His practice was joined by William Smyth Le Masurier in 1905.
A partnership between Advocate Leonce L’Hermite Ogier and John Gleury Le Cornu is formed in 1922.
Philip Antonio Poch was made partner alongside Le Masurier and Gifford to form Le Masurier Giffard & Poch in 1932.

The two law firms of Le Masurier Giffard & Poch and Ogier & Le Cornu merged to create the Ogier Group in 1995.
Ogier created the first trans-Atlantic offshore law firm when it merged with Boxalls in Cayman in 2004.
Ogier & Le Masurier became Ogier in 2005.
Ogier merged with WSmith based in BVI and Hong Kong in 2007.
Ogier opened an office in Shanghai in 2011, making it the first offshore law firm to operate out of mainland China.
In 2012 Ogier became the first offshore law firm to open an office in Luxembourg.
Ogier Fiduciary Services opened an office in Luxembourg in 2013.

Management Buy-out of Ogier Fiduciary Services occurred in 2014.
Ogier launched Dispute Resolution into Hong Kong in 2014.

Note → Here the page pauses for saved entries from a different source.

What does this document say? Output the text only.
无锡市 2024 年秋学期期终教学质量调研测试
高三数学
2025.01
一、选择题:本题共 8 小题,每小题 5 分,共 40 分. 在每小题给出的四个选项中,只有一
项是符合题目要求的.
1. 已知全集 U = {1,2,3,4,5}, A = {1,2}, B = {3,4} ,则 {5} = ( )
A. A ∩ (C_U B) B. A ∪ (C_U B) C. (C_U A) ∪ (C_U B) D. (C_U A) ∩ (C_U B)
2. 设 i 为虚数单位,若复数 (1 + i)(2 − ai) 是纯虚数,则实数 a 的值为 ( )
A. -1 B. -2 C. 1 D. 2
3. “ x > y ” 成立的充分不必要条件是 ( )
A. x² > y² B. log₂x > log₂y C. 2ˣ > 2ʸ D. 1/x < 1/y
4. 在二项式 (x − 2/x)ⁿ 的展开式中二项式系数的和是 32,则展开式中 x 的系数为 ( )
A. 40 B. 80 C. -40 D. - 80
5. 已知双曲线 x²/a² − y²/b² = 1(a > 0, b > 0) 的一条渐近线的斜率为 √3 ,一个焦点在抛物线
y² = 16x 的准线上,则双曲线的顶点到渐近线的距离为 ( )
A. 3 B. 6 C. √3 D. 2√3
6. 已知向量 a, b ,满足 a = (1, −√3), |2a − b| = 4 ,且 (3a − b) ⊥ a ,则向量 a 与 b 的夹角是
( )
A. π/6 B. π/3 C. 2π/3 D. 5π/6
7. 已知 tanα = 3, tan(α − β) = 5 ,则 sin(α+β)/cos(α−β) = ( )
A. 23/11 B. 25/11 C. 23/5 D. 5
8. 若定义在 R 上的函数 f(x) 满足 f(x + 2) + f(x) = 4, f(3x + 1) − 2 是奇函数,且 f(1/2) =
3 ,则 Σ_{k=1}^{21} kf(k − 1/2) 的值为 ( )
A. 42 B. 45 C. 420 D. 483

In 2015 Ogier launched new brand identity focused on law.
Ogier launched Ogier Global to create an integrated corporate administration team in 2017.
Ogier launched Singapore office in 2021.
Ogier launched its Beijing office in 2022.

In 2022 Ogier merged with Irish law firm, Leman Solicitors, to form Ogier Leman.

== Offices ==

Ogier has offices based in Beijing, British Virgin Islands, Cayman, Guernsey, Hong Kong, Ireland, Jersey, London, Luxembourg, Shanghai, Singapore and Tokyo.